I have got german job seeker visa a week back. I am having 8+ years of Information Technology(Mainframe) experience and knowing german(B1) at some extent. 

I have applied jobs in below portal. I get rejection emails most of the times.I thought my resume is the problem. I converted it to german format . Though i get rejection email.

Can any one give me an advice or suggestions on how to get the mainframe jobs in germany? 

STEPSTONE.DE
MONSTER.DE
JOBBORSE.ARBEITSAGENTURE.DE

Regards,Mari


----------



## vronchen

mariappan2k4 said:


> Hi Folks,
> 
> I have got german job seeker visa a week back. I am having 8+ years of Information Technology(Mainframe) experience and knowing german(B1) at some extent.
> 
> I have applied jobs in below portal. I get rejection emails most of the times.I thought my resume is the problem. I converted it to german format . Though i get rejection email.
> 
> Can any one give me an advice or suggestions on how to get the mainframe jobs in germany?
> 
> STEPSTONE.DE
> MONSTER.DE
> JOBBORSE.ARBEITSAGENTURE.DE
> 
> Regards,Mari


Are you also sending a cover letter and copies of all your diplomas + references for all of your jobs on your resume?

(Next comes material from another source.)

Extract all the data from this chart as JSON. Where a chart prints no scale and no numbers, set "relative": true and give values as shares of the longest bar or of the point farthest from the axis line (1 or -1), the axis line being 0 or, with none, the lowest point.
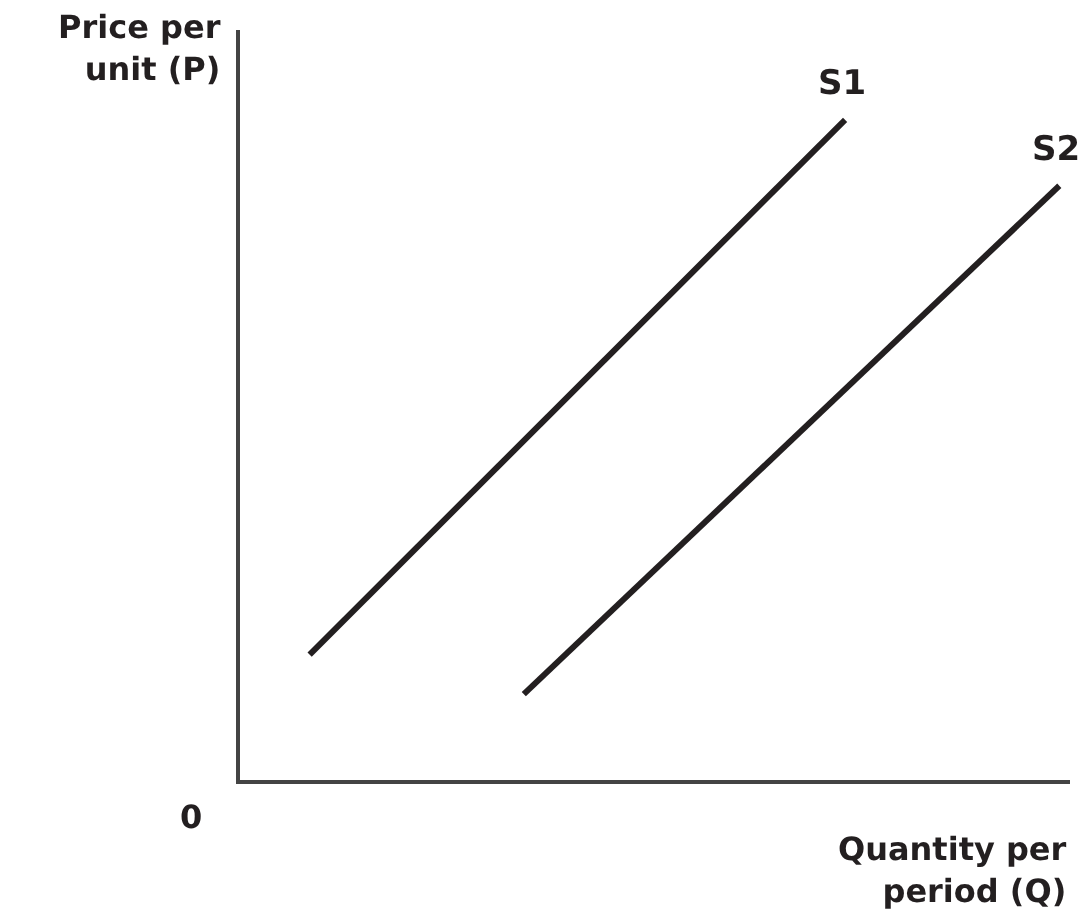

Sounds like you are applying only for a few weeks. Getting a job takes time.


----------



## mariappan2k4

Thanks for your reply.Yes. I am applying with cover letter(in deutsch) and all my degree certificate. I am apply for past 3 weeks.I get rejections all the times. Is it good to go for Y-axis as they do offer resume marketing and stuff.? I am also afraid,that after paying hefty money to them and do not get any calls, then it will be waste of time and money.


----------



## ismzsam

*Mainframe query*

Hi friend.....

Even I have applied for job seeker visa for germany. I have 6.5 years of mainframe experience. Presently I am working in Singapore. Same concern as yours, Whether to approach Y axis, for job assistance in Germany. 

I have A2 level of knowledge in German. I want to know the trend for foreigners to get mainframe jobs in Germany. Please let me know whether its possible to get mainframe job in present market.


----------